First of all, we need to know how radiation causes cancer. We'll just assume it's electromagnetic radiation, since cell phones definitely do not emit anti-protons, neutrons, muons and other shit like that. There's no way in hell a battery the size of a Triscut can generate reaction energies high enough to produce hadrons or leptons, so we can forget about them. (Well, actually, with a big capacitor you might get a few, but you're already getting showered with cosmic rays, and the pathetic little fart of hadrons you'd get out of a cell phone battery wouldn't count for didly squat.) The cancer-causing mechanism for electromagnetic radiation is fairly simple. In order to be dangerous, a photon (the electromagnetic force carrier particle) needs to carry enough energy to ionize (chemistry parlance for "fuck up") something important. It doesn't really matter how many photons you're slinging around, since it's the frequency that determines the energy of a single quanta.
So, what is our hypothetical candidate cancer-causing quanta going to have to inonize to do the deed? Well, DNA of course. It's going to have to cause a genetic mutation. Because of the way photons interact with matter, they are most likely to be absorbed by electromagnetically contiguous objects of sizes roughly equal to their wavelength. The reasons are deeper than this, but suffice it to say that a photon is "smeared" over an area about the size of its wavelength. Since you can't absorb part of a quanta (that's why they're called quanta, after all), you have to have a thing big enough to soak up a whole particle about the size of the wavelength. In this way, everything is, or is made of, antennae.

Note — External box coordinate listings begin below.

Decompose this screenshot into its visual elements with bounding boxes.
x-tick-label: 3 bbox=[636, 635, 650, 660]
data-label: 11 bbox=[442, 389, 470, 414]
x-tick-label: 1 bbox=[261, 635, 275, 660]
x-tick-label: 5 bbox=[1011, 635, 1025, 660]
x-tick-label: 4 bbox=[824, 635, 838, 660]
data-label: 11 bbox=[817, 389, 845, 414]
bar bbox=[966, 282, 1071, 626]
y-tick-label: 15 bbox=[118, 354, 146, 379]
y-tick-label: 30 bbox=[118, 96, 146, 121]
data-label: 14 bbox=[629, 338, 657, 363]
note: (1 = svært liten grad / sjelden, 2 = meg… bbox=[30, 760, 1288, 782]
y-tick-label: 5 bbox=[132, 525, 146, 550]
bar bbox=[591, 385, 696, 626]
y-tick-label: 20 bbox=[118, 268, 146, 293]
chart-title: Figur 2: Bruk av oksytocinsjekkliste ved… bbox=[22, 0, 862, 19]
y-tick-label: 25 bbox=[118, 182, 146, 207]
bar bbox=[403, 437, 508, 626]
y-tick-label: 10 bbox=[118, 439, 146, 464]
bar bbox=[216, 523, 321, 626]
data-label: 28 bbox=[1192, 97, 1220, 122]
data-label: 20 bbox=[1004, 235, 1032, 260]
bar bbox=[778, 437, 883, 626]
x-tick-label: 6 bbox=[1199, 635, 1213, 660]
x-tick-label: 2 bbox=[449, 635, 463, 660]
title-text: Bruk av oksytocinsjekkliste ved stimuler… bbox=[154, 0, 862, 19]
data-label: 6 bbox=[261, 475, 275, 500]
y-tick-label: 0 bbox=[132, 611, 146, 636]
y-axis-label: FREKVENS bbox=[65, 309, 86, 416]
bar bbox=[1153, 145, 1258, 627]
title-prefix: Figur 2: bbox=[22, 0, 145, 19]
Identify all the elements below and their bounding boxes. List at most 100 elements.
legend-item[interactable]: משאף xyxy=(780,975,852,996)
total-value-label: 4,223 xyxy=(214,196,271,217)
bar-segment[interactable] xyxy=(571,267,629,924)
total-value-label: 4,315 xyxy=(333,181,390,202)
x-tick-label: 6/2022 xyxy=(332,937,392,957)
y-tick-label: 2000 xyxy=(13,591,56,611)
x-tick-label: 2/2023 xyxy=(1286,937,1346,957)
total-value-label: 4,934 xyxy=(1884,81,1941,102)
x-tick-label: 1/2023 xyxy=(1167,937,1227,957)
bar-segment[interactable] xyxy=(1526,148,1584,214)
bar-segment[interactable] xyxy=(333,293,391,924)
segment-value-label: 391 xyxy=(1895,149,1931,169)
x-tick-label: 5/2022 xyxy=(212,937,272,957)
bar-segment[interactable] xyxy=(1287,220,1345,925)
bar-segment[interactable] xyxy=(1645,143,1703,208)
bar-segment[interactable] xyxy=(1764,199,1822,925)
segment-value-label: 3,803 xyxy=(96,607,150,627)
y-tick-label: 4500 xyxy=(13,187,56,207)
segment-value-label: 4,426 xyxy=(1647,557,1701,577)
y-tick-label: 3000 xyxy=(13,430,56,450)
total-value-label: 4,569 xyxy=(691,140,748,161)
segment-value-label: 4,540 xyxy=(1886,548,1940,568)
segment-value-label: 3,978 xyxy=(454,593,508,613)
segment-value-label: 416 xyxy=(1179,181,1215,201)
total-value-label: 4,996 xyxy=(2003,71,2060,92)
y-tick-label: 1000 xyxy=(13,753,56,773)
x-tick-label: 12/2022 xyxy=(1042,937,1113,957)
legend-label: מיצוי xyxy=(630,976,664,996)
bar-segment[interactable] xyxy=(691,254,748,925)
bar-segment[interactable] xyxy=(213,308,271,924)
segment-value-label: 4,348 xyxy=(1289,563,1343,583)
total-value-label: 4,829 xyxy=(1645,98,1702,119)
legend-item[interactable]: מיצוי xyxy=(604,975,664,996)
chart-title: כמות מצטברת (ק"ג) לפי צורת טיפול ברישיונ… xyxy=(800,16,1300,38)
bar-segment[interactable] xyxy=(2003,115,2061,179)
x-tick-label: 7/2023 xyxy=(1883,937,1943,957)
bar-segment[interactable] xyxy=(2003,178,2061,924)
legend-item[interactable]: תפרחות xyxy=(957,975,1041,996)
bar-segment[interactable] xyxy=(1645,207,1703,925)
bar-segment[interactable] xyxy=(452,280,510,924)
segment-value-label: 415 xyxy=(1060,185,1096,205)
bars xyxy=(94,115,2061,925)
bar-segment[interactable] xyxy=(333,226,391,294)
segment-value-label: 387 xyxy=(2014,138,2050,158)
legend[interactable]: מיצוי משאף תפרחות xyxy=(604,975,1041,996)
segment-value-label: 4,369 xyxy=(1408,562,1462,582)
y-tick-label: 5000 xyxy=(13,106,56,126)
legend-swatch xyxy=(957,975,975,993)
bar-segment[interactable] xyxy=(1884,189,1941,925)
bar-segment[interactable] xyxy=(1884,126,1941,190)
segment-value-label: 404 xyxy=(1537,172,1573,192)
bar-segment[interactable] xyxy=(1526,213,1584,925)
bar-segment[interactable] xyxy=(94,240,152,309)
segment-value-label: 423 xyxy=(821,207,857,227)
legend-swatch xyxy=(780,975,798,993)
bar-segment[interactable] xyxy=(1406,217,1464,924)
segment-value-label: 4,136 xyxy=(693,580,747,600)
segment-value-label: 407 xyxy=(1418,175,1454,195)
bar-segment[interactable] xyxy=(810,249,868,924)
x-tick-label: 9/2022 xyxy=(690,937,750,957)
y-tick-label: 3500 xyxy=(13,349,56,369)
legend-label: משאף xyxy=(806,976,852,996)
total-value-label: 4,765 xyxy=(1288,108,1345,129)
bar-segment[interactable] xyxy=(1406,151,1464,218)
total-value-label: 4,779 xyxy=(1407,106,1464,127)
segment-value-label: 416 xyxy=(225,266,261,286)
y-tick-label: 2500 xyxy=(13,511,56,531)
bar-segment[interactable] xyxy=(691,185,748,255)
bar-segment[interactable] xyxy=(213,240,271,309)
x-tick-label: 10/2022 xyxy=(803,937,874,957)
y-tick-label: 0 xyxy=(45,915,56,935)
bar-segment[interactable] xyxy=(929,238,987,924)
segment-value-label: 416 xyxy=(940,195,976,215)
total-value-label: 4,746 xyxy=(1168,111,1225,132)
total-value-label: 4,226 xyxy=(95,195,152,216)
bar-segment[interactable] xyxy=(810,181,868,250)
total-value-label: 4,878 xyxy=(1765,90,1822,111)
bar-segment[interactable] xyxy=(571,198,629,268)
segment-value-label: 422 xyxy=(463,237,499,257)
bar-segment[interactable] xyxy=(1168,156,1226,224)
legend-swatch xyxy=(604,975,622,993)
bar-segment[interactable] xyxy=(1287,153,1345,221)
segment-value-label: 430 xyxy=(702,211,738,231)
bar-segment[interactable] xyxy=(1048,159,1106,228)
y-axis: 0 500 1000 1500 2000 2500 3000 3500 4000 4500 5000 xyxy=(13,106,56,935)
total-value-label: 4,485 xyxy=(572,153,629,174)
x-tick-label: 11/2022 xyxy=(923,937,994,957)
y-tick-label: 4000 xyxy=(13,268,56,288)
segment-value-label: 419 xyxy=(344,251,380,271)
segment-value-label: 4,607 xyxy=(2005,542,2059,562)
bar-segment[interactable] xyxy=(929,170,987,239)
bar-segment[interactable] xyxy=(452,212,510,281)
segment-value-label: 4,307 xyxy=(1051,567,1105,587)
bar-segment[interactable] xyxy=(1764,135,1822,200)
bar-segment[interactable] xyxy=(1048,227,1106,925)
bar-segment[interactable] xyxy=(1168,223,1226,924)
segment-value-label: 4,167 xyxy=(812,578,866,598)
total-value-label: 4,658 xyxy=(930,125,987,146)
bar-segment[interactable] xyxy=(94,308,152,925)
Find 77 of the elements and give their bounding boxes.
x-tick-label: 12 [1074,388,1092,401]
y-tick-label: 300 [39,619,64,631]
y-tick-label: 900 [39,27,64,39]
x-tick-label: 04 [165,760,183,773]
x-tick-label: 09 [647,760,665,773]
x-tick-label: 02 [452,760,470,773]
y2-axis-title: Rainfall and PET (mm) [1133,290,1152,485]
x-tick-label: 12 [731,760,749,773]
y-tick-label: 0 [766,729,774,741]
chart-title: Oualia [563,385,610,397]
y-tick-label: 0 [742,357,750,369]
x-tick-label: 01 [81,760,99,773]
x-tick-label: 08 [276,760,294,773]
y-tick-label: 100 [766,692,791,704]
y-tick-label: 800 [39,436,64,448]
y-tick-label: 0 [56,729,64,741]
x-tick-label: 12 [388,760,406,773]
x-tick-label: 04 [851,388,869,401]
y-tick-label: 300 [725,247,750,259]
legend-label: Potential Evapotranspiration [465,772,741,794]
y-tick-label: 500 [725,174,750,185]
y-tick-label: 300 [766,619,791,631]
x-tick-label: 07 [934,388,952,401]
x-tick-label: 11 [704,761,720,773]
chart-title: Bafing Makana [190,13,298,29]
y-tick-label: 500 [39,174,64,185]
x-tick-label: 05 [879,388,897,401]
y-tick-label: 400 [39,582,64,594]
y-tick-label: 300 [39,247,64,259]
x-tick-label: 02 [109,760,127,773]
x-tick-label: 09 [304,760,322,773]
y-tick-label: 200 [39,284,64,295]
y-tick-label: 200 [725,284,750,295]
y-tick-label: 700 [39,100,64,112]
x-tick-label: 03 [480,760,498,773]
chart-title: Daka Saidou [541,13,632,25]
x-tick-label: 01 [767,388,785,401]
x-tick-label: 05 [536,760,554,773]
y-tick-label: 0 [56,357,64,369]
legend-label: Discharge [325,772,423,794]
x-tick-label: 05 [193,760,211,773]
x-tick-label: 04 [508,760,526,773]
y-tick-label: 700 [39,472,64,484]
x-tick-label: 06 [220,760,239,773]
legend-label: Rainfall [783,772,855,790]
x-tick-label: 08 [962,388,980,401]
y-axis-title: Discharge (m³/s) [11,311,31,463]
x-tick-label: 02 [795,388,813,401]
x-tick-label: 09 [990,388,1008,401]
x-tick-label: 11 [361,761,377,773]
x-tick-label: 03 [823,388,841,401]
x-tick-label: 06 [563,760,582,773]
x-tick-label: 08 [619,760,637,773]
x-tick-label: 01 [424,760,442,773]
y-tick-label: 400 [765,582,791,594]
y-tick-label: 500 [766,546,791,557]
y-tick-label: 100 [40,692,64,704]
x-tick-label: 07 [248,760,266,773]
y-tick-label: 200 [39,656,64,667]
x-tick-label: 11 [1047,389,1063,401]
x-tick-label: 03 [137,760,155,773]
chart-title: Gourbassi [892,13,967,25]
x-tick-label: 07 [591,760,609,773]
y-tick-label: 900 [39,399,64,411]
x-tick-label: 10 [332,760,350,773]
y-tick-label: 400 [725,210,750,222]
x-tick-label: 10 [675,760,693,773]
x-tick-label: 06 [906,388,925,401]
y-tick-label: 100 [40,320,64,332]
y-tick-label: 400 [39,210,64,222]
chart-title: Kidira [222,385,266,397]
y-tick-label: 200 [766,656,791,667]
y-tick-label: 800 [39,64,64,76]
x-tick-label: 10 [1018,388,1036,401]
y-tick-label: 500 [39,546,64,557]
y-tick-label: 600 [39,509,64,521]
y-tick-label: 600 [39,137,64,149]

To cause a mutation, you have to have a photon whose wavelength is about equal to diameter of a DNA molecule. Actually, the ideal length of an antenna is a quarter the wavelength of its intended optimal frequency, so we'll say the wavelength we're looking for is four times the diameter.
So, as I said, my cell phone operates at 1.9 GHz, or 1.9 billion cycles per second. What's the wavelength? Well, wavelength is the period times the speed of light. The period is the the inverse of frequency, so :
3*10^8 / 1.9*10^9 ~= 0.16 M
That's about the length of your hand, give or take a thumb. One quarter of that is about 4 cm - about the length of your thumb, give or take a nail. Now ask yourself this question: How big is your DNA?
If your DNA is built out of atoms the size of rasins, you might have something to worry about. The diameter of the DNA helix is 2 nm and the vertical rise per base pair is 0.34 nm. If you want a photon that will be able to reliably zap DNA, it needs to have a wavelength _smaller_ than 8 nm. The probability that a photon will be absorbed by a given object decreases with respect to the difference between the size of the object and the wavelength of the photon according to the standard deviation. So what's the probability that a given photon spewing out of my cell phone is going to fry some of my DNA? Well, we're a factor of five million away from the optimal wavelength. I'd say it's pretty fucking unlikely.
But wait a second - what's kind of radiation has a wavelength of 8 namometers? Well, we do the opposite to find the frequency :
3*10^8 / 8*10-9 = 3.7*10^16
That's in the ultraviolet range. Surprise, surprise!
So, what can we conclude from this? Well, since a cell phone has a transmission power of less than a watt and a wavelength the size of your thumb, it's not going to do jack shit to your DNA. Nada. Zilch. In other words, THERE IS NO WAY CELL PHONE RADIATION CAN GIVE YOU CANCER!!! I'd be more inclined to beleive that the plastic in the earpiece causes cancer.
You're several orders of magnitude more likely to contract cancer as a result of proximity to a 100 watt incandecant light bulb. It's got a much, much higher output, and its frequency range is thousands of times higher.
So relax, enjoy your wireless technology, and wear your SPF-30.